ATALAYAS
En una tarde apacible y tranquila de finales de julio, cuando el sol comienza a perder su fuerza y se levanta una suave brisa, comienzo a ascender desde Las Casillas a una de las atalayas privilegiadas que rodean a Aliaga - este valle retorcido según la etimología árabe -. Desde lo alto, contemplo todas las montañas que rodean al pueblo, esas formaciones geológicas de hace millones de años, que han convertido a este lugar en un enclave privilegiado, en un Parque Geológico de los mejores de Europa.
Las sombras se ciernen sobre el caserío, situado al cobijo de las montañas y bajo la custodia silenciosa de los restos de un castillo medieval. La herida del silencio toca mi sensibilidad y sólo se oye a lo lejos el sonido de las campanas que señalan las ocho de la tarde. Por lo demás, mientras recorro esta colina escarpada, sorteo las aliagas, acaricio las sabinas y esquivo las hierbas aromáticas, especialmente el espliego y el tomillo.

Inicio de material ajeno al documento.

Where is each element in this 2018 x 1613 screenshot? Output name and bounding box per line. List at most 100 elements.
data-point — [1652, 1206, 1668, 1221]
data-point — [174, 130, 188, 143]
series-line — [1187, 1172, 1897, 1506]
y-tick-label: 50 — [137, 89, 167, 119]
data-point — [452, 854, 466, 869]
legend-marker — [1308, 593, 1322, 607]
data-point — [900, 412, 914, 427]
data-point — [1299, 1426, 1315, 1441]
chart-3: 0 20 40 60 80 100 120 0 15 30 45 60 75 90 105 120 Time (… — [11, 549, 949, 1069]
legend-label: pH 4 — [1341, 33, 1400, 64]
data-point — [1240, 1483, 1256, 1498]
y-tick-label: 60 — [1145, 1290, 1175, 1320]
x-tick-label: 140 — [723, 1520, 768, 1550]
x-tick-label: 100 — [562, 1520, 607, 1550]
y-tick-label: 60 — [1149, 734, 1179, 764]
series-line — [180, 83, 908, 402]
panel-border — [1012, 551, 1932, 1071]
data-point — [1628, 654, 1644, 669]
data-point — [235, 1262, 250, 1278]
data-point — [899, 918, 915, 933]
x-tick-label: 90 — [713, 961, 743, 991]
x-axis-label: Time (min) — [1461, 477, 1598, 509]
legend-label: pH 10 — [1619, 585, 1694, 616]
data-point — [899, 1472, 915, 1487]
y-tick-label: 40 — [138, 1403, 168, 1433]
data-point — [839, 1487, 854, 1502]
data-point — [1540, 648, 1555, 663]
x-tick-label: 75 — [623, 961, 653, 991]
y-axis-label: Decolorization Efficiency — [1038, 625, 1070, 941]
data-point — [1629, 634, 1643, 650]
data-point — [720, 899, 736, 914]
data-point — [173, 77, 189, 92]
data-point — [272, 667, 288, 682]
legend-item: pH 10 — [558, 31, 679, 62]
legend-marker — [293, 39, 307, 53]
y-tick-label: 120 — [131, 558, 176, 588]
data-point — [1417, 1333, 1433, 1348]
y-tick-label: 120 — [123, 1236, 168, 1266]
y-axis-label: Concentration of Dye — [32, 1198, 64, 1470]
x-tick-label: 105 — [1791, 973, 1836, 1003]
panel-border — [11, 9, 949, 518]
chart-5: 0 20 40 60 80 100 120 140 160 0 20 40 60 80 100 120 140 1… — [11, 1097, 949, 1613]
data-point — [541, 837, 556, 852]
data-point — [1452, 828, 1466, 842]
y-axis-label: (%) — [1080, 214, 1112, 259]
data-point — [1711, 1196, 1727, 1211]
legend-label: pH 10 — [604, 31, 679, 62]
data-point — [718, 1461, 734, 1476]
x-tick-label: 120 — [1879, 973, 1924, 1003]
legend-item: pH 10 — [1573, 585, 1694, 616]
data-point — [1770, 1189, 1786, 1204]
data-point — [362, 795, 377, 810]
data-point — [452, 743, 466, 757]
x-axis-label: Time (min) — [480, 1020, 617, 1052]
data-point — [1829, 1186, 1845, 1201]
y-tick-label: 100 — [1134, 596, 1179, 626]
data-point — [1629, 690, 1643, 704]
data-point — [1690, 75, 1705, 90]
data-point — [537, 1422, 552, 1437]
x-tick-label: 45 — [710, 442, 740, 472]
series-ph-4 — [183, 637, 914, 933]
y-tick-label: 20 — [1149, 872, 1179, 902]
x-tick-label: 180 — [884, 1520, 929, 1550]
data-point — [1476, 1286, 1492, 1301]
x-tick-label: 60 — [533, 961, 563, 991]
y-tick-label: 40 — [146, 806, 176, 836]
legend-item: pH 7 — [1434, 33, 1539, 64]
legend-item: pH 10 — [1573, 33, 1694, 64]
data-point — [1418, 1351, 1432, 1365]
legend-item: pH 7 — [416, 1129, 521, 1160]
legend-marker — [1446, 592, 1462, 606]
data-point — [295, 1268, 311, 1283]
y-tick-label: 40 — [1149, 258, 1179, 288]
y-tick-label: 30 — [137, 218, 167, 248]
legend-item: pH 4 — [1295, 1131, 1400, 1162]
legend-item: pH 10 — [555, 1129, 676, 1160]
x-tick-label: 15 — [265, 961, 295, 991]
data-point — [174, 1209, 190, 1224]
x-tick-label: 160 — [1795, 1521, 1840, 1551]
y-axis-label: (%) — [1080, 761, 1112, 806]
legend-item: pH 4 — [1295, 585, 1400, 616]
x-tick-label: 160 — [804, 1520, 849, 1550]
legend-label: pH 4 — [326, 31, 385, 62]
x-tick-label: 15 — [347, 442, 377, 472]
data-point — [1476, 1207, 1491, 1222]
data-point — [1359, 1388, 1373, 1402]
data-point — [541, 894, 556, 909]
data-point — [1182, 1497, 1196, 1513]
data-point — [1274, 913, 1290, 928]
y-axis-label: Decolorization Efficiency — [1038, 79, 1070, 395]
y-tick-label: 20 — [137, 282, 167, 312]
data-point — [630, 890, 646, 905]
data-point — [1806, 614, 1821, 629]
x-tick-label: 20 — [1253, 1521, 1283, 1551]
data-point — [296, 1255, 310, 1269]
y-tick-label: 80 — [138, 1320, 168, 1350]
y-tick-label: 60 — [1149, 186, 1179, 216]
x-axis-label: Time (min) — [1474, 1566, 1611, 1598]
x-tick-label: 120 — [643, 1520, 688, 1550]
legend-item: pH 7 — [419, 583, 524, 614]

Con mi cámara quiero dejar constancia de este momento y realizo varias fotografías panorámicas como la que aparece en esta entrada. No me canso de contemplar el paisaje, las calles perdidas en la lejanía, la torre inconfundible de la iglesia de San Juan, la cúpula del santuario de la Virgen de la Zarza, el perfil del pueblo nuevo, los chopos cabeceros que flanquean el río Gualalope y siembran de verdor sus orillas. Nunca había observado mi pueblo desde esta privilegiada atalaya. Acaso en mi infancia. Pero ya no lo recuerdo. Porque cada día y en cada momento se puede ver de distinta manera el mismo valle, los mismos caminos, las mismas calles, los mismos tejados. Hoy ha sido una tade distinta. Una tarde en la que la distancia me ha hecho sentir más cerca de la tierra que me vio nacer.